- Povo que hoje choras por mim, não o
faças mais.
Já não é preciso.
Agora estou em paz. O mundo perfeito que
procurei está à minha frente. Não há castelos de princesas da Disney, mas há
campos infinitos e generosamente bem tratados. Há árvores frondosas e flores de
todas as cores. Há aves do céu que suportam o meu voo. Há um arco-íris de
esperança e há braços que se estendem ao meu redor e me oferecem coroas de
flores. São primaveris e brancas tal como as asas que recebi mal aqui cheguei.
Para
trás deixei os maus tratos, as palavras ríspidas com que aprendi a conviver, os
gestos desagradáveis que me lembravam, todos os dias, de que não era bem-vinda.
Para
trás ficaram os gritos, as bofetadas, as feridas maltratadas, os olhares
zangados e os empurrões acostumados...
Para
trás, ficaram as histórias de encantar que me levaram a acreditar em fadas e em
lares e em gente bem formada.
Para
trás ficou o retrato da menina mal-amada.
As
poucas histórias que li fizeram-me sonhar com um final feliz. Mas a verdade é
que a minha realidade nunca foi muito feliz. Eu insistia em rir, em brincar e
em cantar alto, era a minha forma de amar. Por vezes, escolhia a solidão. Era
minha amiga e compreendia a minha emoção.
Continuava
a acreditar que alguém existia para me amar. A cegonha não podia ter-se enganado
quando me oferecera para estar ao vosso lado. Viera de Paris e como muitas
outras trouxera-me no bico e deixara-me ali. O casal iria ficar feliz!
Mas
agora, aqui, sei que a Dona Cegonha fizera a entrega errada. Enganou-se na casa,
trocou os embrulhos, o casal nunca estivera apaixonado e esta nunca foi a minha
verdadeira morada.
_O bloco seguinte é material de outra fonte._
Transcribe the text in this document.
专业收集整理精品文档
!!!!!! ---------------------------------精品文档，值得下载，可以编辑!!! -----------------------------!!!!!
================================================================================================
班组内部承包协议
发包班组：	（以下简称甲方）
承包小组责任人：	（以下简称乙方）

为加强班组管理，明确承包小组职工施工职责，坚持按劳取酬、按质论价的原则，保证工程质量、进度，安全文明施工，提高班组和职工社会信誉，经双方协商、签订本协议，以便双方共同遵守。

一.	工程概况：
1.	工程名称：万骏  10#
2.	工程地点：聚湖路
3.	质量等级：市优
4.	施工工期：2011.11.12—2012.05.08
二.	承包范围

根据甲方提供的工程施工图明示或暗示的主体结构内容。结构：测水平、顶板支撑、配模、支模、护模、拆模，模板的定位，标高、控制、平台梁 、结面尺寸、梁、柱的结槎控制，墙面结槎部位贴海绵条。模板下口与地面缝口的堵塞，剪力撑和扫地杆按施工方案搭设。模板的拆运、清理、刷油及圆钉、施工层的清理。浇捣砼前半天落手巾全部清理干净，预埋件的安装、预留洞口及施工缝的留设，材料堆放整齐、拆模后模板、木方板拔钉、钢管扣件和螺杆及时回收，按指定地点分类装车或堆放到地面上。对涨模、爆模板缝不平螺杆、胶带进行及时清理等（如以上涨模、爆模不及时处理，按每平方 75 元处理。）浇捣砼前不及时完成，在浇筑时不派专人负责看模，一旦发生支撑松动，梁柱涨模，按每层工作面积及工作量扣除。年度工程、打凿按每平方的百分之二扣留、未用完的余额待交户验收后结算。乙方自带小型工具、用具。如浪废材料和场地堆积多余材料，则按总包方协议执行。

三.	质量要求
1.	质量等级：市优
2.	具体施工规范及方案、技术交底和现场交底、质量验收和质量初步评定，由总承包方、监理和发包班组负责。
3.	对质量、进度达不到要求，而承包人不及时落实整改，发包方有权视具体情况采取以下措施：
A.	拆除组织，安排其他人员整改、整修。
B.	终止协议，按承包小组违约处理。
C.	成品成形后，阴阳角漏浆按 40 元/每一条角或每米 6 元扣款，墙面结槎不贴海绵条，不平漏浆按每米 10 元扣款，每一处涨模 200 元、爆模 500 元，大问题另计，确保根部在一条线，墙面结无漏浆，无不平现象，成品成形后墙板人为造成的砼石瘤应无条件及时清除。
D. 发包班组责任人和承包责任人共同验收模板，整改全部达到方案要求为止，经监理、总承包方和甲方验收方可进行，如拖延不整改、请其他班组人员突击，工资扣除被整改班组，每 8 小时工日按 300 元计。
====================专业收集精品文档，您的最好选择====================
Como poderia eu ter sido amada?
Eu
não lhes estava destinada.
Estes
pais que me acolheram esperaram um ser ausente e perfeito. E eu ocupava espaço,
chorava, falava, ria e tinham de cuidar de mim.
A
minha missão era fazê-los felizes, mas agora sei que nunca foi assim. Cresci
entre casas, famílias ausentes, estranhas e descontentes. Por isso, eu era uma
menina diferente.
Conheci
a Mãe e quando quiseram que eu tivesse um Pai o meu coração soluçou um ai…
Era
um estranho, desumano, um anjo negro que trai.
Por
isso parti, fugi, porque era ao pé de ti, mãe, que eu era feliz.
Mas
voltei e nunca mais ao meu verdadeiro lar regressei.
Que
mãe deixa partir a filha quando sabe que ela morre de saudades dela e tem medo
do pai?
Que
mãe não acredita nos hematomas que ela traz e continua a viver em paz?
Brincadeiras
tontas? Quedas? – desculpam.
Inconsciência.
Sim, a tua, mãe.
Voltei
à casa onde era infeliz e onde vivia o monstro que me atormentava todos os dias
com palavras amargas, rispidez e sem cortesias.
Voltei
para nunca mais te ver, mãe. O telefone nunca tocou e o mundo lá fora não me
escutou.
O
monstro não teve piedade dos meus gritos nem dos meus lamentos. O monstro não
se comoveu quando me viu queimada e doente. O monstro mandou calar-me quando,
então, delirava. O monstro não acreditou nas minhas dores. E eu perdi a vontade
de viver. Secaram-se-me as lágrimas e rezei para que um anjo de Deus me levasse
dali.
“-
Pai, porque me abandonaste? – ouvi.”
E
um raio de luz trespassou a janela que iluminava o que me servia de quarto: o
sofá da sala onde jazia.
Juro
que ao meu lado se sentou um homem vestido de branco. Era jovem e o seu rosto
doce e sereno tranquilizou-me. Sarou as minhas feridas e deixei de ter medo.
Aconchegou-me num abraço que nunca tinha recebido e embalou-me com ternura. Os
seus olhos eram pura doçura.
Para
trás ficou a família que nunca me amou.
Para
trás ficaram os teus gritos, a tua ira, a tua pancada, a tua fúria desnivelada,
a tua desumanidade, pai cruel.
Para
trás ficou quem não velou o meu sono intranquilo.
Para
trás ficaram as penas do purgatório.
Para
trás ficou o mundo insensível, de faz de conta que destruiu a minha inocente
infância…
Para
trás ficou o que supostamente fui ou me deixaram ser.
Por
isso, gente da Terra, que chorais por mim, acalmai a vossa dor e chorai,
antes, por vós e protegei os vossos filhos. Eu estou bem e segura. Sou uma
nova criatura.
A
Dona Cegonha voltou a recolher a encomenda, a carta que não fora registada e,
entregou-a, finalmente, na sua verdadeira morada: o Céu, onde não me falta nada
e onde sou, verdadeiramente, amada.
(Celina
Seabra)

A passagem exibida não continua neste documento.